An employee worked for the local authority’s social services department as a Contact Assessment Worker.

Her role was to supervise and assess contact sessions between children and adults in circumstances where, under the relevant legislation, the defendant was under a legal duty to safeguard the child’s emotional or physical wellbeing.

The employee had access to the social services records held on the defendant’s computer system. She was not, however, working on any files relating to the claimant or her children at any time.

Whilst she was at work, she accessed records relating to the claimant’s police complaint about her ex-husband. The images/documents were sent or shown to the husband, who told others within the community.

The claimant became concerned for her safety and alleged that she suffered distress and anxiety.

The claimant brought proceedings against the defendant, alleging that it was liable for the employee’s actions, which it was common ground had breached the claimant’s rights under the General Data Protection Regulations (EU 2016/679), at common law and under the Human Rights Act 1998. There was a personal injury element in the form of a claim for psychiatric injury.

The Judge rejected the claimant’s arguments.
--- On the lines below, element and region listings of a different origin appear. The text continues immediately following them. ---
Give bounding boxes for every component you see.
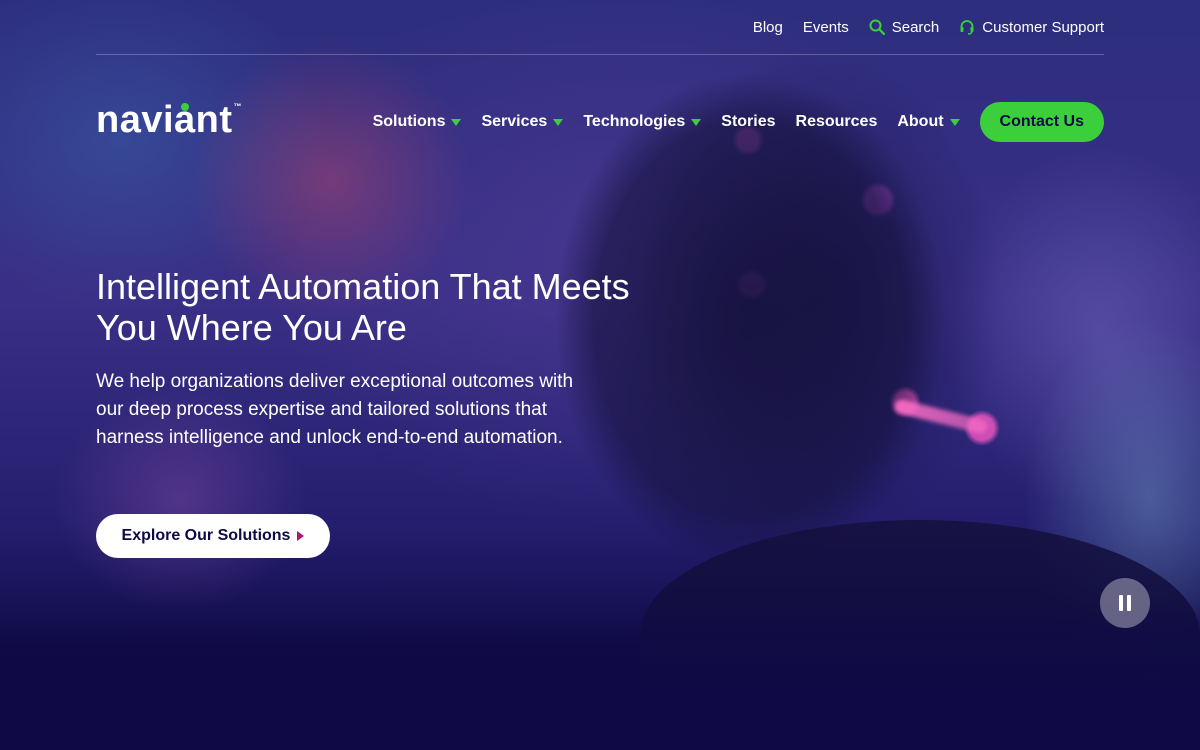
pause-icon [1119, 595, 1123, 611]
naviant-logo[interactable]: naviant™ [96, 100, 242, 140]
utility-nav: Blog Events Search Customer Support [96, 0, 1104, 55]
pause-video-button[interactable] [1100, 578, 1150, 628]
nav-item-solutions-label: Solutions [372, 113, 446, 130]
search-link-label: Search [891, 18, 940, 36]
chevron-down-icon [949, 118, 960, 126]
blog-link[interactable]: Blog [753, 19, 783, 36]
hero-description: We help organizations deliver exceptiona… [96, 371, 574, 448]
nav-item-solutions[interactable]: Solutions [373, 113, 462, 131]
nav-item-services-label: Services [481, 113, 548, 130]
contact-us-button[interactable]: Contact Us [979, 102, 1104, 142]
customer-support-link[interactable]: Customer Support [959, 19, 1104, 36]
logo-wordmark: naviant [96, 99, 233, 141]
nav-item-services[interactable]: Services [481, 113, 564, 131]
search-link[interactable]: Search [869, 18, 940, 36]
chevron-down-icon [553, 118, 564, 126]
nav-item-about[interactable]: About [897, 113, 960, 131]
chevron-down-icon [451, 118, 462, 126]
nav-item-technologies-label: Technologies [583, 113, 686, 130]
explore-solutions-label: Explore Our Solutions [121, 527, 291, 544]
nav-item-stories[interactable]: Stories [721, 113, 775, 131]
pause-icon-bar [1127, 595, 1131, 611]
nav-item-resources-label: Resources [795, 113, 878, 130]
nav-item-stories-label: Stories [721, 113, 776, 130]
arrow-right-icon [297, 531, 305, 541]
chevron-down-icon [691, 118, 702, 126]
nav-item-technologies[interactable]: Technologies [583, 113, 702, 131]
hero-bottom-fade [0, 600, 1200, 750]
blog-link-label: Blog [752, 18, 783, 36]
customer-support-label: Customer Support [982, 18, 1104, 36]
headset-icon [960, 20, 974, 35]
logo-trademark: ™ [233, 102, 243, 111]
logo-dot [181, 103, 189, 111]
events-link-label: Events [802, 18, 849, 36]
hero-title: Intelligent Automation That Meets You Wh… [96, 266, 630, 348]
nav-item-resources[interactable]: Resources [796, 113, 878, 131]
main-nav: naviant™ Solutions Services Technologies… [96, 100, 1104, 142]
search-icon [869, 19, 885, 35]
explore-solutions-button[interactable]: Explore Our Solutions [96, 514, 330, 558]
nav-item-about-label: About [897, 113, 944, 130]
nav-items: Solutions Services Technologies Stories … [373, 102, 1104, 142]
events-link[interactable]: Events [803, 19, 849, 36]
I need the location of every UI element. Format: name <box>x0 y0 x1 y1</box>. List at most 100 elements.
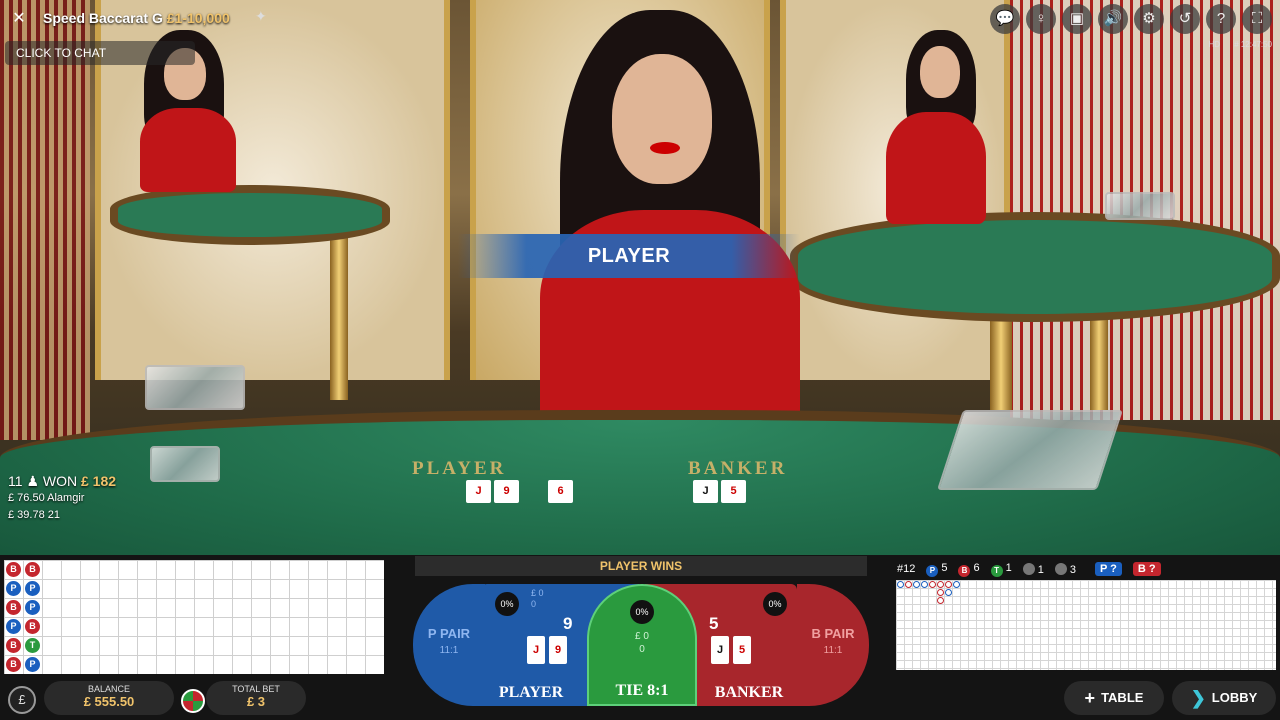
chat-input[interactable]: CLICK TO CHAT <box>5 41 195 65</box>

It concluded that the different approach adopted in the sexual abuse cases was a ‘principled’ one which focuses on the fact that the wrongdoer is the very person to whom the defendant has entrusted the care, custody, or education of the victim. It is not enough, however, for the employment to present the wrongdoer with the opportunity to abuse their position, however sensitive the subject matter they are tasked to deal with.

This is an important case with ramifications for local authorities and their data in cases where injury, distress or anxiety has been sustained.